Fairwood profit up 43% to HK$70.7mln
The Group confident on reaching its target of operating 100 fast food outlets in Hong Kong by the end of this fiscal year.
Leading local fast food operator Fairwood Holdings Limited (“Fairwood” or “the Group”) on Thursday announced its interim results for the six months ended 30 September 2010.
For the six months ended 30 September 2010, the Group achieved a turnover of HK$811.1 million, an increase of 4.4% over the corresponding period of last year. Gross profit margin increased to 15.0%. Profit attributable to equity holders of the Group was HK$70.7 million compared with HK$49.3 million for the same period last year.
Excluding a gain on disposal of non-current assets held for sale of HK$15.6 million, profit for the period amounted to HK$55.1 million. Basic earnings per share were HK56.25 cents (2009: HK39.23 cents), according to a Fairwood report.
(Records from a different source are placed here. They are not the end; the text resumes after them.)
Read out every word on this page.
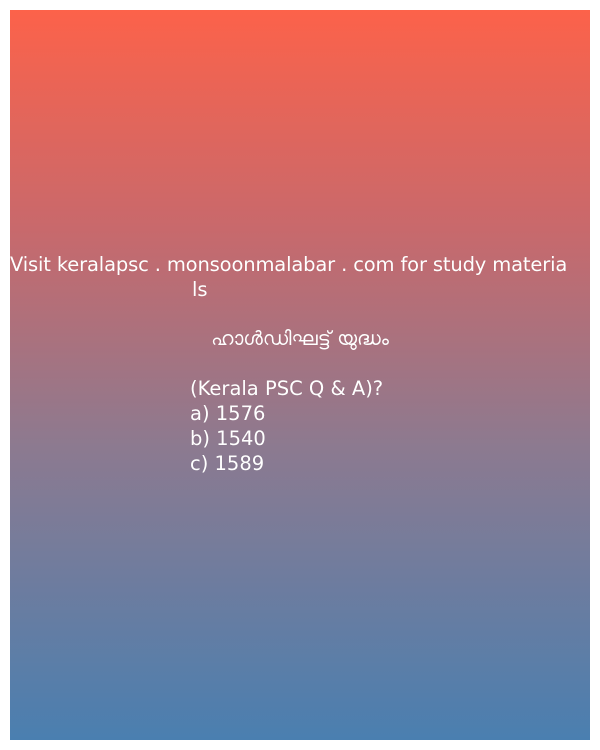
Visit keralapsc . monsoonmalabar . com for study materia
ls
ഹാൾഡിഘട്ട് യുദ്ധം
(Kerala PSC Q & A)?
a) 1576
b) 1540
c) 1589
The Board of Directors has declared an interim dividend of HK20.0 cents (2009: HK18.0 cents) per share and a special dividend of HK8.0 cents (2009: nil) per share for the six months ended 30 September 2010. Coupled with special dividend, total declared dividends represent a distribution of approximately 50% of the Group’s profit for the period attributable to equity shareholders.
Mr. Dennis Lo, Executive Chairman of Fairwood, said, “During the review period, the Group adopted a series of effective marketing and pricing strategies that raised average spending and increased customer traffic, therefore, maximizing sales in individual segments. Coupled with greater efficiency derived from its central food processing plant, the Group was able to increase its gross profit margin to 15% despite of inflationary pressures led to a surge in food costs and prevailing high rent.”
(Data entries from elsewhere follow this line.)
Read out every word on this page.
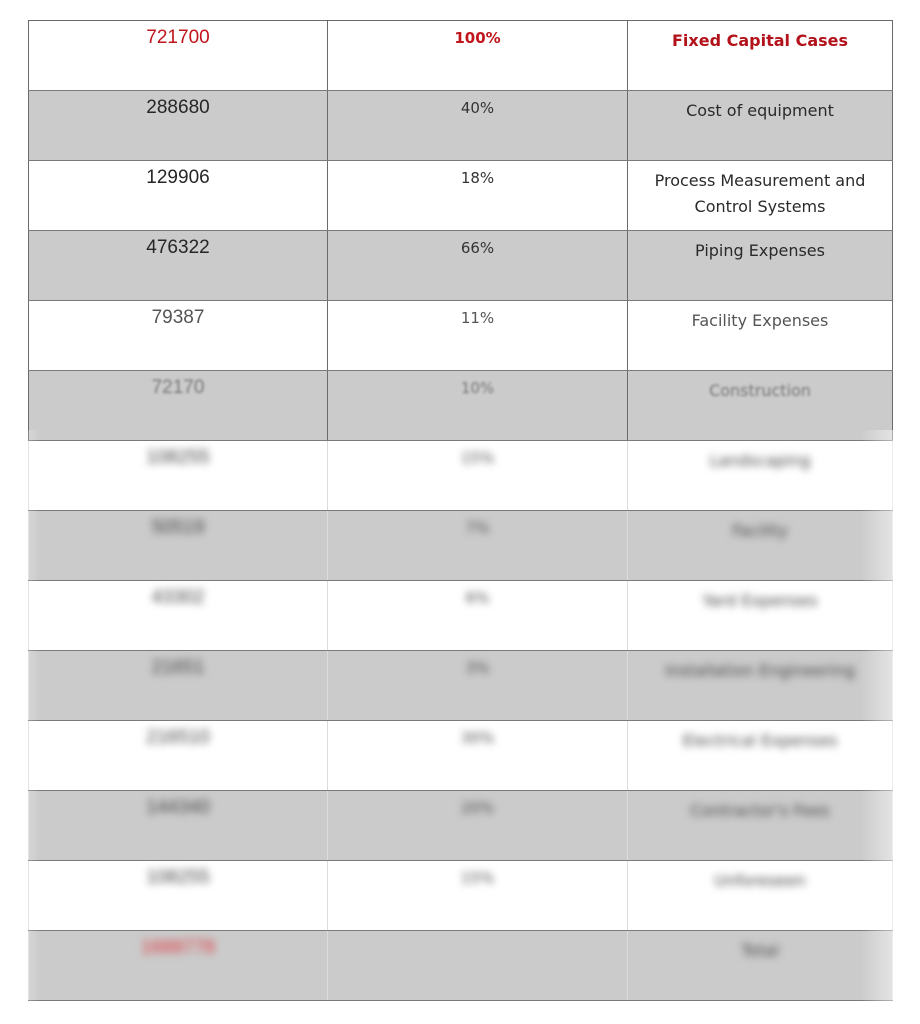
721700	100%	Fixed Capital Cases

288680	40%	Cost of equipment

129906	18%	Process Measurement and Control Systems

476322	66%	Piping Expenses

79387	11%	Facility Expenses

72170	10%	Construction

108255	15%	Landscaping

50519	7%	Facility

43302	6%	Yard Expenses

21651	3%	Installation Engineering

216510	30%	Electrical Expenses

144340	20%	Contractor's Fees

108255	15%	Unforeseen

1688778		Total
The Group also strengthened backend production support during the review period.
Leveraging the central food processing plant, the Group now has better control of operating expenses and is able to more efficiently conduct work procedures and allocate resources, resulting in greater economies of scale.
Aside from current restaurant operations, the Group identified an opportunity in the specialty restaurant segment and launched the “Kenting Tea House” on 1 July 2010. The restaurant offers unique interior décor that exudes a hospitable Taiwan-style ambience, and caters for those who fancy casual yet delicate Taiwanese cuisine. Located at Mega Box, a prime and high-traffic mall in Kowloon Bay, the outlet benefits from the patronage of affluent young customers, resulting in satisfactory performance since its opening.
Across the border, the Group was able to gear its menu towards local tastes. Combined with outlets opened alongside high-traffic metro stations and shopping malls, the Mainland China operation achieved satisfactory results during the review period. The Group will continue to closely monitor the local market and expands its network of outlets across the country when opportunities arise.
During the review period, the Group opened three new fast food outlets, including two in Hong Kong and one in Mainland China. As at 30 September 2010, the Group had a total of 100 outlets in operation in Hong Kong, including 95 fast food outlets, two Buddies Cafés and three specialty restaurants, and 16 fast food outlets in Mainland China.
Moving forward, the Group is confident about reaching its target of operating 100 fast food outlets in Hong Kong by the end of this fiscal year. The management will also continue to introduce international cuisine that appeals to affluent consumers. To stimulate higher average spending, new products and segmentation will be the Group’s primary foci. The Group is also looking forward to seeing greater benefits brought about by the central food processing plant. With higher productivity through automation and lower expenditures via effective cost control measures, the Group will be able to raise its level of competitiveness and strengthen its fundamentals in support of long-term business growth.
The legislation on statutory minimum wage in Hong Kong announced recently is another mounting pressure on cost for the Group. To lessen the impact, the management will take a pragmatic approach; to raise productivity and enhance efficiency through automation, as well as to streamline processes at store level and at the central food processing plant. While adopting such measures, the Group will take into consideration the concerns of all our stakeholders including employees, customers and shareholders.
Mr. Lo concluded, “Having experienced and overcome numerous challenges in the past, we are conscious of the need to continuously strengthen our fundamentals as well as adopt new initiatives to stay ahead. Accordingly, we will thoroughly review all facets of the Group’s operation, making adjustments where necessary to maintain long-term sustainable growth.”